Quindi le scuse non richieste che tradiscono, in fondo, un po’ di malafede: «L’obiezione è che gli imprenditori stanno costringendo i lavoratori a versare loro i contributi – aggiunge Mantovano, cominciando ingenuamente a svelare le tare della Bossi-Fini – ma questo tecnicamente si chiama estorsione e chi lo denuncia sa che interverranno le forze dell’ordine». "Chi lo denuncia?" si comincia a bisbigliare dalla sala. «Sì, certo, denunciare questi fatti» insiste Mantovano, candidamente. «Il sistema è complesso, nel senso che il datore di lavoro può anche disinteressarsi e dire: ora lo licenzio e dopo di che assumerò un altro in nero. Ma la legge punisce pesantemente chi fa questo tipo di attività, con la pena da tre mesi a un anno». Sale il brusio. «E il datore caccia chi lavora!» conclude qualcuno dal fondo della sala chiedendosi se non sia il caso di affrontare il problema dell’immigrazione anche dal punto di vista dell’immigrato. Applausi.

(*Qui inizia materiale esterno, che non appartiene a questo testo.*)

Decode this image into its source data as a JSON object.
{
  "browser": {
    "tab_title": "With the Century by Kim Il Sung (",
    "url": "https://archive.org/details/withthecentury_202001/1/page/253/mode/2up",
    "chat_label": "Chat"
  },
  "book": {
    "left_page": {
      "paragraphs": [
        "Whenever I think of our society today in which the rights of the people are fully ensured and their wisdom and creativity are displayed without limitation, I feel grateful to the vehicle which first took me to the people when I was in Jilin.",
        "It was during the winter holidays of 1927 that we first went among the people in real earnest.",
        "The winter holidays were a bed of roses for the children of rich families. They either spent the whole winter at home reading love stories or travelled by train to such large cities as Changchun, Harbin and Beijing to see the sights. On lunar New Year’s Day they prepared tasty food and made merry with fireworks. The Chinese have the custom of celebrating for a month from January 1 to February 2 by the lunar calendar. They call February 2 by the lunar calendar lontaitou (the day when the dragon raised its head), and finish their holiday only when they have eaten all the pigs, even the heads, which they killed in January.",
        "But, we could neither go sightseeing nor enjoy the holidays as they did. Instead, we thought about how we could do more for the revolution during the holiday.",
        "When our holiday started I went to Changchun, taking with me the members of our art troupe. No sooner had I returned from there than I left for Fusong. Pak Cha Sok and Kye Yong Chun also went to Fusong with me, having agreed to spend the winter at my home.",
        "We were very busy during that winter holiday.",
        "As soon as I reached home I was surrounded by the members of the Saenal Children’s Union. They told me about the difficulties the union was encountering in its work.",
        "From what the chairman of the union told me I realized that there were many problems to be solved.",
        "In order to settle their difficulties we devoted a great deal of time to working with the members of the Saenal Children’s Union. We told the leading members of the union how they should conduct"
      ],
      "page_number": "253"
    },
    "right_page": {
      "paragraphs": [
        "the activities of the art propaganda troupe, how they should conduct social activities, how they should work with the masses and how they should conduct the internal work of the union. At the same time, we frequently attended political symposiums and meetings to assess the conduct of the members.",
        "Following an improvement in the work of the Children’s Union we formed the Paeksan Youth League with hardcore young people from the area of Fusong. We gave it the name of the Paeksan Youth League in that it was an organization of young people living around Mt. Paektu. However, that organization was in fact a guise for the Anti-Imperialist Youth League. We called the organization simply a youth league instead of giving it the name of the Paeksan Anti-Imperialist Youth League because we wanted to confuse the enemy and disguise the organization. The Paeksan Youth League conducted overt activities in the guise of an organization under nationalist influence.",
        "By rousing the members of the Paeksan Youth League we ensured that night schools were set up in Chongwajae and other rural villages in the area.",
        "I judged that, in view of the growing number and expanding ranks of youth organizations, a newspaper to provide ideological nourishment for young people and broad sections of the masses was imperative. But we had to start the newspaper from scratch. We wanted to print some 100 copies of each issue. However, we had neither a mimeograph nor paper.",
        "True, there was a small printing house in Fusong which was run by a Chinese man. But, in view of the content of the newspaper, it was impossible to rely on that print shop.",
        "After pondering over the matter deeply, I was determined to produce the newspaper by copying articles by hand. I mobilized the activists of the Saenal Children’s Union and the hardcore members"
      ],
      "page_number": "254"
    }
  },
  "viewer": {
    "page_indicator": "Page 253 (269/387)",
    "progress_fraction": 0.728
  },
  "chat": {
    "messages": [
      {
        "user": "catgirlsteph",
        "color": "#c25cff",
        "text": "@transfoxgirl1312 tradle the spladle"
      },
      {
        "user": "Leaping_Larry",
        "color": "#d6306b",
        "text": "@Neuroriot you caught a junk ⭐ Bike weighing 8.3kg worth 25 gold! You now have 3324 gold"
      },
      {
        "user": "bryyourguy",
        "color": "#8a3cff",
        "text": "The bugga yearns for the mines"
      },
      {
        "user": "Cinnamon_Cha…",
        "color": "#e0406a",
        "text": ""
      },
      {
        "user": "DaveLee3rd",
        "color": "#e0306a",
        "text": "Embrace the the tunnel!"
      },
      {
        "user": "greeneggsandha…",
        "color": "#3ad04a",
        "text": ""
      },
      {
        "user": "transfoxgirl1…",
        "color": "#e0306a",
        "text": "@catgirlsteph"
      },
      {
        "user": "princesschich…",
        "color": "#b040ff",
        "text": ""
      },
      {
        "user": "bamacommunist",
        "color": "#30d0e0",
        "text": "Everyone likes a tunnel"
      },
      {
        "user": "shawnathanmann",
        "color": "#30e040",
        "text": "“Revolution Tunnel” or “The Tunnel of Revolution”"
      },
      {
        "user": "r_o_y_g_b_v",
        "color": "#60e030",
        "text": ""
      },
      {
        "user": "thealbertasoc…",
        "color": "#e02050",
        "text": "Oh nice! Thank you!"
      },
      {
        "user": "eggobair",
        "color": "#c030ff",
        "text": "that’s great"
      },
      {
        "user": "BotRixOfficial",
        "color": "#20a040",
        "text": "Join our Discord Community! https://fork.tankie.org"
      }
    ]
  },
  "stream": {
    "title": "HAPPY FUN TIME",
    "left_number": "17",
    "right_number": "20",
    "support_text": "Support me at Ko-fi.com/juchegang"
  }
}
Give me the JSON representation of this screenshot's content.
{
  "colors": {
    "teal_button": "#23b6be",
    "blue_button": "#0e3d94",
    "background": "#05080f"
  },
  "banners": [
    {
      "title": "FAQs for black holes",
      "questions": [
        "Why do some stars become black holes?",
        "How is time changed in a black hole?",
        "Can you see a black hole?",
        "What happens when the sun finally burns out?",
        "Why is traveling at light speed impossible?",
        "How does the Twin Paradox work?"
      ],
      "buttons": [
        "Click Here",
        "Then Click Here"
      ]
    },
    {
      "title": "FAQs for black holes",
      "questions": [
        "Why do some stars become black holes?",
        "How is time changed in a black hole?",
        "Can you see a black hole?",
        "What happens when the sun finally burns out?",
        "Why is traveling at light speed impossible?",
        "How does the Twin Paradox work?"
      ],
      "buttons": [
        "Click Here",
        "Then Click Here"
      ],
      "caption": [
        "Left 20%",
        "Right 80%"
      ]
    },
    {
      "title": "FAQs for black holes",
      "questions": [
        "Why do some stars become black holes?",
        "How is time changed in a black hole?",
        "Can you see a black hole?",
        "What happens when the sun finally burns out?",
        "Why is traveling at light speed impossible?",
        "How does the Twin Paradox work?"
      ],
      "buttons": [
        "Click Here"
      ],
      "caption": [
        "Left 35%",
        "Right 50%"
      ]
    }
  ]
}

Per Mantovano il resto dell’intervento è tutto in salita, perché il re ormai è nudo. La Bossi-Fini non è una legge solidale, dicono in molti. E cos’è la solidarietà lo spiega, nel proprio intervento, una giornalista albanese, Claudia Bumci, che racconta un aneddoto cinese: «Nell’inferno cinese si mangia tutti attorno alla propria tavola, ma le bacchette sono troppo lunghe e gli ospiti non riescono a mangiare il riso. Nel paradiso cinese il problema è lo stesso, ma chi mangia porge il riso a quello che ha davanti. Così mangiano tutti».